I considered her argument before I said, "That's a luxurious position for you to have, Naomi."

"What do you mean?"

"I'm thinking of the Klebolds and the Harrises. Over the months before that day at the high school, they probably made the same kinds of judgments about their children. Saw two here, and saw two there, but never allowed themselves to believe that the sum added up to four."

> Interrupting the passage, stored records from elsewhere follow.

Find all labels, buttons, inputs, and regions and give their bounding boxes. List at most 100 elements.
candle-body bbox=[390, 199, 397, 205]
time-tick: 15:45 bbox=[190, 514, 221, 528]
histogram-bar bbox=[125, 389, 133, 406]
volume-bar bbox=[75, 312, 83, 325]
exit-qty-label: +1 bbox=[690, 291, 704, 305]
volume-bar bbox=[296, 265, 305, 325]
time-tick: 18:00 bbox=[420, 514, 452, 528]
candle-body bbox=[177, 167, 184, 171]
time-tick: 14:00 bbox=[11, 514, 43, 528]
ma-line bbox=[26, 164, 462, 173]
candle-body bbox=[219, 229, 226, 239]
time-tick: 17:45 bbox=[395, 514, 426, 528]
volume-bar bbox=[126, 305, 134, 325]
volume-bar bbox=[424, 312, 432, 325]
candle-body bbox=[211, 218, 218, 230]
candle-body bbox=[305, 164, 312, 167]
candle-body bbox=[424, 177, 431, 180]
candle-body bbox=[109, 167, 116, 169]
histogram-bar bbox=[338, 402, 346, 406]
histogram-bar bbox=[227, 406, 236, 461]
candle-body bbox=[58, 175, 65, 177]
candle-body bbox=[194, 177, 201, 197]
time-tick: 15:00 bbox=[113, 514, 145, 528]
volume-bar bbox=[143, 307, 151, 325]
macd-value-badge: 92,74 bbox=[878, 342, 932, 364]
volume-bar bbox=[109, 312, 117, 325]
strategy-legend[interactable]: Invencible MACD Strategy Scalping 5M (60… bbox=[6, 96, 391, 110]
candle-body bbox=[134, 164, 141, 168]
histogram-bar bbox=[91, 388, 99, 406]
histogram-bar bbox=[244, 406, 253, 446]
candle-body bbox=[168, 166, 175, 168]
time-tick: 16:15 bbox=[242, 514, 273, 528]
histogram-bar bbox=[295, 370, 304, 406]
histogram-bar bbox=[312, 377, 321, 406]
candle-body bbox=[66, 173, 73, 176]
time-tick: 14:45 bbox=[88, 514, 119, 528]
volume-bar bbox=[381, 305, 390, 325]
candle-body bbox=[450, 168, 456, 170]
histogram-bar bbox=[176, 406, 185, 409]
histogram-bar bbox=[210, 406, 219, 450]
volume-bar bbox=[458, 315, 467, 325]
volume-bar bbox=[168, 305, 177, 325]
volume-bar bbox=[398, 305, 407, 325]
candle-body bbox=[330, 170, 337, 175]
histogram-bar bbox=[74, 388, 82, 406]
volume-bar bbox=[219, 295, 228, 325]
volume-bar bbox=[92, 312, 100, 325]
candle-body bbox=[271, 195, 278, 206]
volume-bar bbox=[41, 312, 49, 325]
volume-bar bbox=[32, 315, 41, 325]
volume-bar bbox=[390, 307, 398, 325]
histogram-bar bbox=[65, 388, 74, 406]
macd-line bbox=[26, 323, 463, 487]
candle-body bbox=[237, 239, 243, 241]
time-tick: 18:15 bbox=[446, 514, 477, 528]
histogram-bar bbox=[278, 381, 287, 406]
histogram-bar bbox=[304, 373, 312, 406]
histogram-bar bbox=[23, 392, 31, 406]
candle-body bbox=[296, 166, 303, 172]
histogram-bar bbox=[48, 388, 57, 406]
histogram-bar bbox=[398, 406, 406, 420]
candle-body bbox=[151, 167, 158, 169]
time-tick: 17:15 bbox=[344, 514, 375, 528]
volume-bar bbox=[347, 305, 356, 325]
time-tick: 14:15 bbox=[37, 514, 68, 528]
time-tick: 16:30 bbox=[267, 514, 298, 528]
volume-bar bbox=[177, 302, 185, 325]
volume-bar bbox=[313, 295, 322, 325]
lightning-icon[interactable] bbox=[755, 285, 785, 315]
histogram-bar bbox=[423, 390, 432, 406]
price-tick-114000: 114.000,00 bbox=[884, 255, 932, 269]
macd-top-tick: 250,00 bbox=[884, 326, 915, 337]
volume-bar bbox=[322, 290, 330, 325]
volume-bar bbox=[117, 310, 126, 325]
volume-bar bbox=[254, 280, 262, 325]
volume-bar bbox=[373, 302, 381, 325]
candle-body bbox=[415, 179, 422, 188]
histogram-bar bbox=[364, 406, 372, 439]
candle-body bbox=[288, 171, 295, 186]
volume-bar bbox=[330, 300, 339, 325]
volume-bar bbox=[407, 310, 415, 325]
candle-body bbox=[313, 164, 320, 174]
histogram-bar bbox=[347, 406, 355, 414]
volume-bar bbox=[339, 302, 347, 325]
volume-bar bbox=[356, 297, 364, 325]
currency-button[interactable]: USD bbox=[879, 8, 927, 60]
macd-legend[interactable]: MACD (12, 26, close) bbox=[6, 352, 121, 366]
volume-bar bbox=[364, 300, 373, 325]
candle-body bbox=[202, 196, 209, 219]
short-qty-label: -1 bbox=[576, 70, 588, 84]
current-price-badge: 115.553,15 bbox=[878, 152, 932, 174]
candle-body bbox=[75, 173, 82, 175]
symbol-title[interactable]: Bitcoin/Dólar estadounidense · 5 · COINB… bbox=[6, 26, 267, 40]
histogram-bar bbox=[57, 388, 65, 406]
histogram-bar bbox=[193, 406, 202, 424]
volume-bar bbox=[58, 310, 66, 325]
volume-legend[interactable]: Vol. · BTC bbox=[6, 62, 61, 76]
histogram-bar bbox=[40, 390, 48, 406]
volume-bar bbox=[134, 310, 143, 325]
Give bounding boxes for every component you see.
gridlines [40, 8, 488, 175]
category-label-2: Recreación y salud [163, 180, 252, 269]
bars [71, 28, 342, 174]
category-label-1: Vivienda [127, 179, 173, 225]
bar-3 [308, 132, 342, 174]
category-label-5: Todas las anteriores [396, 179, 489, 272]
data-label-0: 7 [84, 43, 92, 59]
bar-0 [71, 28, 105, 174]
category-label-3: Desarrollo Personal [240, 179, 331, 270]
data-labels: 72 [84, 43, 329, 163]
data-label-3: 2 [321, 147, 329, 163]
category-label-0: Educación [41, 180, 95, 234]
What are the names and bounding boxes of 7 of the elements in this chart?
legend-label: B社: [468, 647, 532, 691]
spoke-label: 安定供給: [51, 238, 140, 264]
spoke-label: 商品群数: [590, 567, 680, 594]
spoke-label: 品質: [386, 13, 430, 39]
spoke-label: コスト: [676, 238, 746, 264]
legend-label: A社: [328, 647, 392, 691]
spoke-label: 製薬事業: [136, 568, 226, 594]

She sputtered as though she couldn't wait to respond to my words. "And, you know what? A thousand other parents-mothers like me-have done the exact same thing. We've seen things and never told the police. And our children never ended up doing a thing wrong. Not a thing. None of them. Two and two never added up. Ever. I thought you would understand."

"Understand what?"

"What it's like for parents. Aren't you a parent? Can you believe that your child is evil? Do you know how hard it is to cross that line?"

I looked down at Grace, asleep in my arms. No, I couldn't believe that my child was evil. Would ever be evil.

Not a chance.

"Not necessarily evil," I said, "but what about flawed? Troubled?" I added a bonus rationalization for Naomi's benefit. "Or what if the child is influenced by the wrong people? That happens."